Miami Marlins
- Pitcher
- Born: August 21, 1998 (age 27) Rome, Georgia, U.S.
- Bats: RightThrows: Right

MLB debut
- June 28, 2023, for the Washington Nationals

MLB statistics (through 2024 season)
- Win–loss record: 0–2
- Earned run average: 7.11
- Strikeouts: 16
- Stats at Baseball Reference

Teams
- Washington Nationals (2023–2024);

= Amos Willingham =

American baseball player (born 1998)

Amos Lee Willingham (born August 21, 1998) is an American professional baseball pitcher in the Miami Marlins organization. He has previously played in Major League Baseball (MLB) for the Washington Nationals.

==Career==
===Washington Nationals===
The Washington Nationals selected Willingham in the 17th round, with the 513th overall selection, of the 2019 Major League Baseball draft. He made his professional debut with the Low–A Auburn Doubledays, pitching to a 3.67 ERA with 18 strikeouts across 12 appearances. Willingham did not play in a game in 2020 due to the cancellation of the minor league season because of the COVID-19 pandemic.

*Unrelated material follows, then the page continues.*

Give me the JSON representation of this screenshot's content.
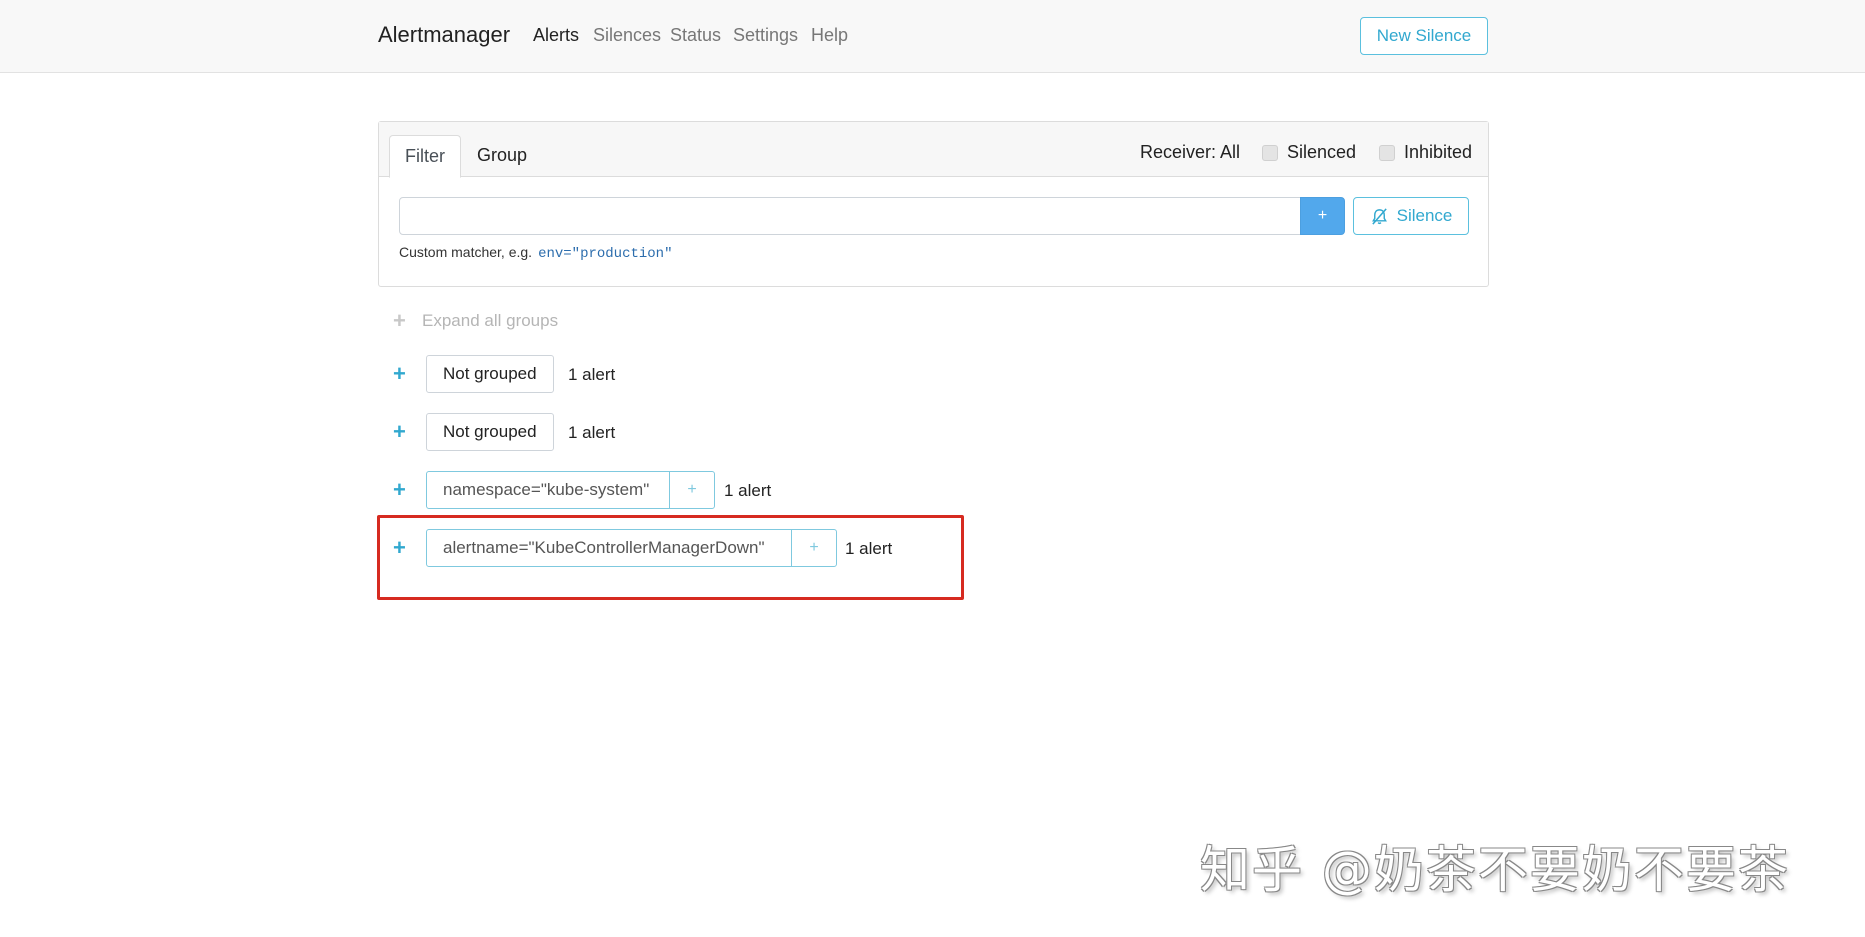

He returned to action in 2021, beginning the season with the Single–A Fredericksburg Nationals. On August 14, 2021, Willingham combined with Gilberto Chu and Leif Strom to no–hit the Salem Red Sox, the first no-hitter thrown in Fredericksburg history. He posted a 2.28 ERA in 23 games for Fredericksburg, and was briefly promoted to the High–A Wilmington Blue Rocks. In 6 contests for Wilmington, Willingham struggled to a 14.54 ERA with 14 strikeouts and 6 walks across 13.0 innings, and was returned to Fredericksburg shortly thereafter.

Willingham spent the 2022 season with High–A Wilmington, making 29 appearances and registering a 3.41 ERA with 40 strikeouts and 3 saves in 34 1/3 innings pitched. He began the 2023 season with the Double–A Harrisburg Senators, and logged 14 strikeouts and 5 saves in 10 2/3 scoreless innings pitched across 10 contests. On May 14, 2023, Willingham was promoted to the Triple–A Rochester Red Wings. In 10 games with Rochester, he recorded a 3.46 ERA with 11 strikeouts in 13.0 innings of work.

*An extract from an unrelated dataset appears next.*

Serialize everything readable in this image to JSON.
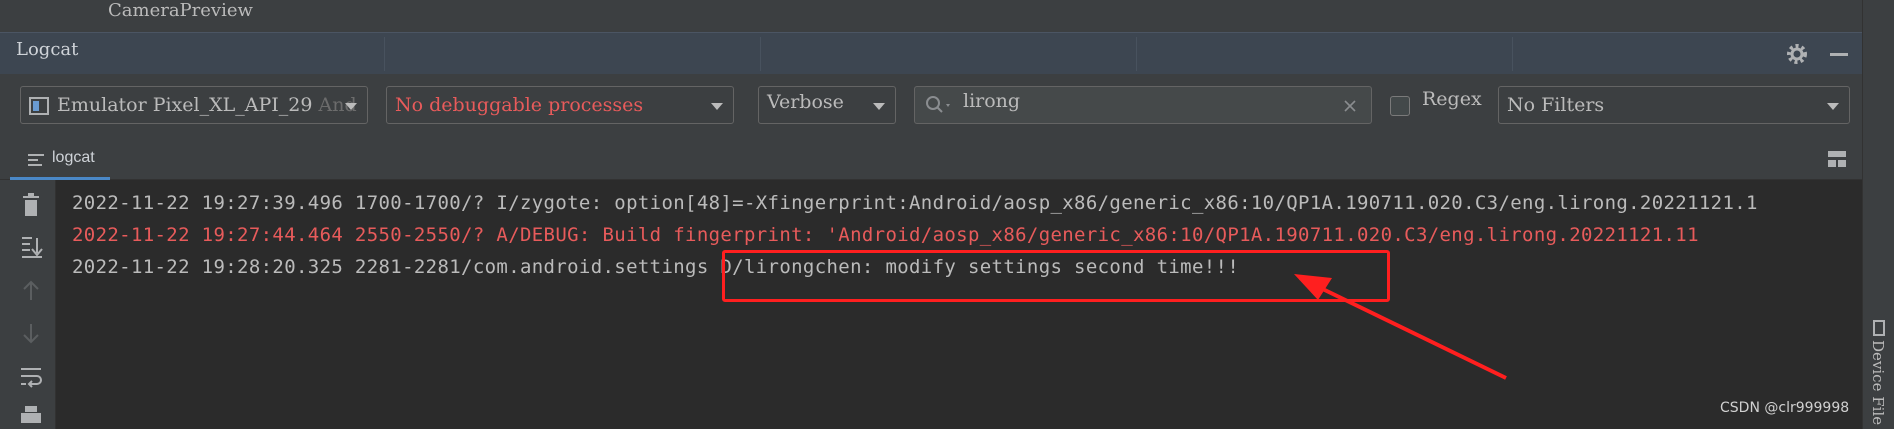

On June 26, 2023, Willingham was selected to the 40-man roster and promoted to the major leagues for the first time. In 18 appearances during his rookie campaign, he struggled to a 6.66 ERA with 15 strikeouts across 24 1/3 innings pitched.

Willingham was optioned to Triple–A Rochester to begin the 2024 season. He made one appearance for Washington in 2024, allowing two runs in one inning of relief against the Milwaukee Brewers. On January 11, 2025, Willingham was designated for assignment by the Nationals.

===Atlanta Braves===
On January 17, 2025, Willingham was claimed off waivers by the Atlanta Braves. He was optioned to the Triple-A Gwinnett Stripers to begin the 2025 season. After two appearances for Gwinnett, Willingham was released by the Braves on April 22, following the promotion of Nathan Wiles. He re-signed with the Braves on a minor league contract the following day. Willingham elected free agency following the season on November 6.

===Houston Astros===
On November 28, 2025, Willingham signed a minor league contract with the Houston Astros. He made 11 appearances for the Triple-A Sugar Land Space Cowboys, compiling an 0-1 record and 3.38 ERA with nine strikeouts across four appearances 13 1/3 innings pitched. On May 6, 2026, Willingham was released by the Astros organization.

===Miami Marlins===
On May 28, 2026, Willingham signed a minor league contract with the Miami Marlins organization.